Sole Proprietorship Company

This is a traditional business structure which means that it has no legal identity separate from its owner. It’s not a separate entity like a partnership or corporation. Anyone can be a sole proprietor – you don’t need to incorporate, register, or get government approval to operate as one. The main benefit of being an independent contractor is that you are personally responsible for your company’s debts and liabilities, meaning if you run into financial trouble with clients (e.g., don’t get paid for work), you could be forced to declare bankruptcy. However, there are also some disadvantages: you have no protection against lawsuits and personal liability issues may arise. For example, if someone were to get injured on your property while visiting you at home, they could sue both you and your spouse individually. As such, sole proprietorships are only recommended for people who want complete control over their business without having to deal with bureaucracy or paperwork.

Partnership Firm

In partnership firms, there are at least two partners. It could be as small as just 2 partners or a larger number that is required by law. In case of deaths, incapacitation or retirement of any partner, his share has to be sold out and bought by other surviving partners. These are good because they don’t require extra paperwork like registration or filing with government authorities.
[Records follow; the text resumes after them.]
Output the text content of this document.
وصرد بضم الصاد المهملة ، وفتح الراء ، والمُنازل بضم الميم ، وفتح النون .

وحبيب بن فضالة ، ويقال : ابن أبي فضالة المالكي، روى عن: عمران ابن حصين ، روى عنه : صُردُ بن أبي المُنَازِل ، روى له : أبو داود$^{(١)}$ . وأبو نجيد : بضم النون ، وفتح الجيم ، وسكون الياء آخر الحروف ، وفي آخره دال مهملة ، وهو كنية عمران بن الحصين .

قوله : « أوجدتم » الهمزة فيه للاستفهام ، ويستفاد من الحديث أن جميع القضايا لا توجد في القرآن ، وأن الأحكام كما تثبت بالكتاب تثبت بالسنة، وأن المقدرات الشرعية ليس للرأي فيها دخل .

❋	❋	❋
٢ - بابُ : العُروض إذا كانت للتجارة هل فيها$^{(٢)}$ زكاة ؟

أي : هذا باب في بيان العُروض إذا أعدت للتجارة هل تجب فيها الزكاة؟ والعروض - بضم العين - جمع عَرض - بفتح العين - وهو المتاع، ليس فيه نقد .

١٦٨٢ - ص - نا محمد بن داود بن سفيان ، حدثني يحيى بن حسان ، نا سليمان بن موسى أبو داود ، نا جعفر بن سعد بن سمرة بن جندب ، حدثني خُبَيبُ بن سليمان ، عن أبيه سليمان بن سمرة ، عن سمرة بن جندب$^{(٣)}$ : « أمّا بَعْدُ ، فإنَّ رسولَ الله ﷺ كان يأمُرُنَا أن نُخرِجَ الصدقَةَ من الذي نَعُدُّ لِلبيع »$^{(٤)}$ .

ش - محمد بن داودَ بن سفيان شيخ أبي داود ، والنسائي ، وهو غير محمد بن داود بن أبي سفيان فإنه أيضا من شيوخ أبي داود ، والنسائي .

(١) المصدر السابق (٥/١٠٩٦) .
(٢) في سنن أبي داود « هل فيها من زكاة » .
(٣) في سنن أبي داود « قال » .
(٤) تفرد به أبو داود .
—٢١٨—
Only drawback is that it requires more paperwork than a company does for taxation purposes since partnerships follow different rules than companies do when it comes to taxation.

Private Limited Company

A private limited company is a form of incorporated entity (company or corporation) which is owned by its shareholders, who have limited liability. They are set up under Companies Act, 2013. It comes under medium size category (annual turnover Rs 50-100 crore). This form of company is suitable for businesses to quickly grow and expand. A private limited company has two classes of shares: ‘A’ shares with voting rights but no right to income, which are owned by promoters; and ‘B’ shares without voting rights but with right to income, which are held by public.

Public Limited Company

A public limited company (or PLC) is a company whose ownership is demarcated into equal parts by shares. It can sell, transfer or divide its shares among shareholders as per its share holding policy but not below 50% to any single shareholder. This company has a Board of Directors elected by shareholders, who are usually nominated from within and outside of the company depending on skillsets required at different times. A public limited company’s shares are traded on an open market, where they can be purchased or sold with ease and often afford greater liquidity than privately-held stocks. Being held accountable to shareholders may encourage management to make decisions that generate long-term growth for all involved.

Limited Liability Partnership (LLP)                            

In 2014, about 5% of Indian businesses were limited liability partnerships. These are business structures where a partner is liable for any debts incurred by their company, but these partners can only be sued if they had knowledge of wrongdoing within their company. LLPs are often a good way to start a new business because they require few formalities and come with little government regulation. However, they may not be as suitable for larger businesses with multiple partners or partners who live far apart. If you’re considering starting an LLP, it might be worth looking into how to register an LLP first (see below). While most partnerships can choose to become LLPs without having to go through an official registration process, we’ll detail that process here for completeness.

Association of Persons (AOP)

Also known as a club, an AOP is not a legal entity on its own. Instead, it is registered under the Section 25 of Indian Companies Act 2013 with one or more persons who act as members. Unlike other forms of business entities, AOPs are formed only for social purposes. However, they can be promoted for profit-making activities. As per law, no shareholder has any liability beyond his/her contribution to capital. This means that if your company fails, you don’t have to worry about creditors coming after your personal assets. But there are certain disadvantages too—for example, you will have to get permission from all shareholders every time you want to make a change in your company’s constitution (like changing its name). If any member disagrees with such changes, he/she can withdraw from the association at any time without assigning any reason. Moreover, if you wish to convert your AOP into another form of company (say a Private Limited Company), then you will have to get all existing members’ approval first—and if even one member objects then it won’t happen!

Non-Profit Organization (NPO)

NPOs are run by volunteers for a specific cause. These organizations can range from social work groups to professional societies to advocacy groups. They are not driven by profit, but rather by those working for them that have a common interest. NPOs are mostly funded through grants, donations, and membership fees. Examples of non-profit organizations include charity hospitals, museums, animal shelters, religious groups and social service agencies. The key benefit to running your business as an NPO is reduced tax liability on profits. In some cases, NPOs may be eligible for exemption from income taxes entirely.